The Wren, despite its initial look of being ‘just brown’, is, in fact, a delicately marked bird full of tone. The head is a rich dark brown, with a broad creamy-white supercilium, black eyestripe and streaked grey-black ear-coverts. The mantle and forewings are also rich dark brown, fading to a rich rufous on the rump and tail, which is thinly barred with black. The tertials are rufous, barred black, and the secondary feathers are barred greyish-white and black. The wing tips are black. The underparts are greyish merging into brownish-yellow, and are prominently barred black on the flanks.

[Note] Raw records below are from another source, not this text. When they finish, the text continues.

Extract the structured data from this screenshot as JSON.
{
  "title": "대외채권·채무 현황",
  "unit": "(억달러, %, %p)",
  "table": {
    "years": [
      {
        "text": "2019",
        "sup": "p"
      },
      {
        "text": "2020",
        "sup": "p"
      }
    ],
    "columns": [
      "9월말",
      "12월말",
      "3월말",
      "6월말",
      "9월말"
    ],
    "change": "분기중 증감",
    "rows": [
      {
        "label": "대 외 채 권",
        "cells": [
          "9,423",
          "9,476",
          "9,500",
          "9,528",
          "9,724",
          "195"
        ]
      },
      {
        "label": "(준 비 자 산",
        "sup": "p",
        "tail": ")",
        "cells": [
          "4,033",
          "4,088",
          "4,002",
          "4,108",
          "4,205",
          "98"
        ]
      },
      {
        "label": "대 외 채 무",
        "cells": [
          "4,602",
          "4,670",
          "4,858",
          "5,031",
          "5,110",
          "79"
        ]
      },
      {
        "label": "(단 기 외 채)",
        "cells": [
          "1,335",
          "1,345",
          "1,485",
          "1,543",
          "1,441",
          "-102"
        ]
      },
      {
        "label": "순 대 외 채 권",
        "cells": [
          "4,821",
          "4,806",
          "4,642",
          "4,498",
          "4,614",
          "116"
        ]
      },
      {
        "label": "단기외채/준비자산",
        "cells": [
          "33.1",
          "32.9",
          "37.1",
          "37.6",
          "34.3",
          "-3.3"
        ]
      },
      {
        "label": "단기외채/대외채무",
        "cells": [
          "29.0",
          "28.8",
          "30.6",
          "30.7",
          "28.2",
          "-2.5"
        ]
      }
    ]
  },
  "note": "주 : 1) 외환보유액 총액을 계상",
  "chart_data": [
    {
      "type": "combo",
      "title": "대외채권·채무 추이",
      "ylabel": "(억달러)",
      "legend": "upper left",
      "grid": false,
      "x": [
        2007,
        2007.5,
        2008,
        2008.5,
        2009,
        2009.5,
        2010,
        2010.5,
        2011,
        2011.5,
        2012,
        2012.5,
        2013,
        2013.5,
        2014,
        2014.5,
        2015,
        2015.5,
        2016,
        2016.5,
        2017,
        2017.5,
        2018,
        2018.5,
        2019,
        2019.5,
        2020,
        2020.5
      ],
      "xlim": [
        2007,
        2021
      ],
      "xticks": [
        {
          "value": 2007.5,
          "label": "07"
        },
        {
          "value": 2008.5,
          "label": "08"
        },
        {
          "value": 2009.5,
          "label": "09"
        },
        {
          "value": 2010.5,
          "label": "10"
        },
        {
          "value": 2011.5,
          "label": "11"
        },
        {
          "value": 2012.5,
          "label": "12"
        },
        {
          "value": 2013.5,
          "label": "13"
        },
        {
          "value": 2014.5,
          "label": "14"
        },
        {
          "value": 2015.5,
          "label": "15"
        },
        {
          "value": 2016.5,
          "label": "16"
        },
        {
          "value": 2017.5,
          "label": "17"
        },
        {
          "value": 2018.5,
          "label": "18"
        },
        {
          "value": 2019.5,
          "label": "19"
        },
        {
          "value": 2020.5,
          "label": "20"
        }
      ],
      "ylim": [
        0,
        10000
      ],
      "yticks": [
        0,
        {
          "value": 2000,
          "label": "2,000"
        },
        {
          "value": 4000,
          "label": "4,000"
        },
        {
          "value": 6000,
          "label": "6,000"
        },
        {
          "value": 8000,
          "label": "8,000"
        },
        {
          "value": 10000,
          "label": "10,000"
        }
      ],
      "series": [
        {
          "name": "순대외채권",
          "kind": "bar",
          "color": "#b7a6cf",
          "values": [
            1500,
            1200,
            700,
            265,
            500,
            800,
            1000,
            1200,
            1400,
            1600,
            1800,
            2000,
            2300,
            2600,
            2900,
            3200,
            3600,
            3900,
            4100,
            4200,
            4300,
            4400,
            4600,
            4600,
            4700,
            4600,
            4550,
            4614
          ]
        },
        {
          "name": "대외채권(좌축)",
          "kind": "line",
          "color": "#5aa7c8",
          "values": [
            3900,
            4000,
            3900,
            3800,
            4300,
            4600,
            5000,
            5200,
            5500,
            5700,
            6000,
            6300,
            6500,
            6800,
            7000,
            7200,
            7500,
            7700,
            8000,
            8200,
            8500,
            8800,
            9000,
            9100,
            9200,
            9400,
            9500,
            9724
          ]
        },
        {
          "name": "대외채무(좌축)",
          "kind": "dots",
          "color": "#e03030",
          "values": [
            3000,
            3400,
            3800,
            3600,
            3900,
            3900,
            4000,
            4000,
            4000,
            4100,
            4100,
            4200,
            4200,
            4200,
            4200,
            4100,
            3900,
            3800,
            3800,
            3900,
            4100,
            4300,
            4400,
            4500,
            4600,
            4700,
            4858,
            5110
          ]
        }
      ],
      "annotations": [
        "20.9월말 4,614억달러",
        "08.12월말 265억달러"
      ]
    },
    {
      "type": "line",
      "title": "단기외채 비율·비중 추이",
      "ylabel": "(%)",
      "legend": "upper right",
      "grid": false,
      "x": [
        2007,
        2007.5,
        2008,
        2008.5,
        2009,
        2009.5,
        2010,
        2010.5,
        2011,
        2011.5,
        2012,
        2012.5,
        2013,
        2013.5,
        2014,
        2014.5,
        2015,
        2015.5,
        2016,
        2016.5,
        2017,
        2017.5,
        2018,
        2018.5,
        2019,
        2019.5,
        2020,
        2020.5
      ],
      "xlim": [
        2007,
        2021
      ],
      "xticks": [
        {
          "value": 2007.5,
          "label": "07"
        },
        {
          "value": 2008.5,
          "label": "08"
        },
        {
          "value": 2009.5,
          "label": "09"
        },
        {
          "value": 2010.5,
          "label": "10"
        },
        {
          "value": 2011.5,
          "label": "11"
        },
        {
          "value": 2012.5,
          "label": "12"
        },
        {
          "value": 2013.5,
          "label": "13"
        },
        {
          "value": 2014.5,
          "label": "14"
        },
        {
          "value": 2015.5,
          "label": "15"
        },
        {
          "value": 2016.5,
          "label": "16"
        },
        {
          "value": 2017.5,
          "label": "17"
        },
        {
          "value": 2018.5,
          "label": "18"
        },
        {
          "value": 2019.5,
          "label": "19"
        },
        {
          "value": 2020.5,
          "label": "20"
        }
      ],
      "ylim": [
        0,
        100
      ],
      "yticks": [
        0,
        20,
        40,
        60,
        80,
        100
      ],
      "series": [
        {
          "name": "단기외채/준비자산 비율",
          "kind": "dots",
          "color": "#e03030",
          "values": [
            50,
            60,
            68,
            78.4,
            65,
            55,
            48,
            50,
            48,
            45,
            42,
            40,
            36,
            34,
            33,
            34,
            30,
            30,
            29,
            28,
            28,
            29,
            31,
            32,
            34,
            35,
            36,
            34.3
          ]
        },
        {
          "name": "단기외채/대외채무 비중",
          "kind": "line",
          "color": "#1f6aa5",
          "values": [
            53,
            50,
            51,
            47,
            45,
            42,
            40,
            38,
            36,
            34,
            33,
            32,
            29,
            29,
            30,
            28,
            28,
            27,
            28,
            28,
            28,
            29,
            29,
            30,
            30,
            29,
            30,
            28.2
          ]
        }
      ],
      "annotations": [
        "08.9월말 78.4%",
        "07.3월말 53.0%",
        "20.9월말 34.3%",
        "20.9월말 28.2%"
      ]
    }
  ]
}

In flight, Wrens are a flurry of activity. Wings whir furiously, too fast to see the flaps, as they hurry from cover to cover. Often all you will notice is a tiny brown bird whizz past and then you will hear the scolding calls again, or a snatch of the surprisingly loud song, but the bird itself will often be invisible inside the cover into which it has retreated.
Wrens build a perfect round nest, usually of dead grass and vegetation, lined with moss or discarded feathers, often located amongst brambles to lessen the chance of predators. Parents make hundreds of journeys to satisfy the hunger of their clamouring brood, which after a week or two venture out of the nest to beg for food.
During the depths of winter, Wrens will utilise nest boxes as a communal roost site. As dusk approaches, little brown shapes can be seen rushing towards such a box, and a peek inside could reveal up to thirty or more birds tightly packed together for warmth. This helps them to survive the often cold nights during which many might otherwise perish.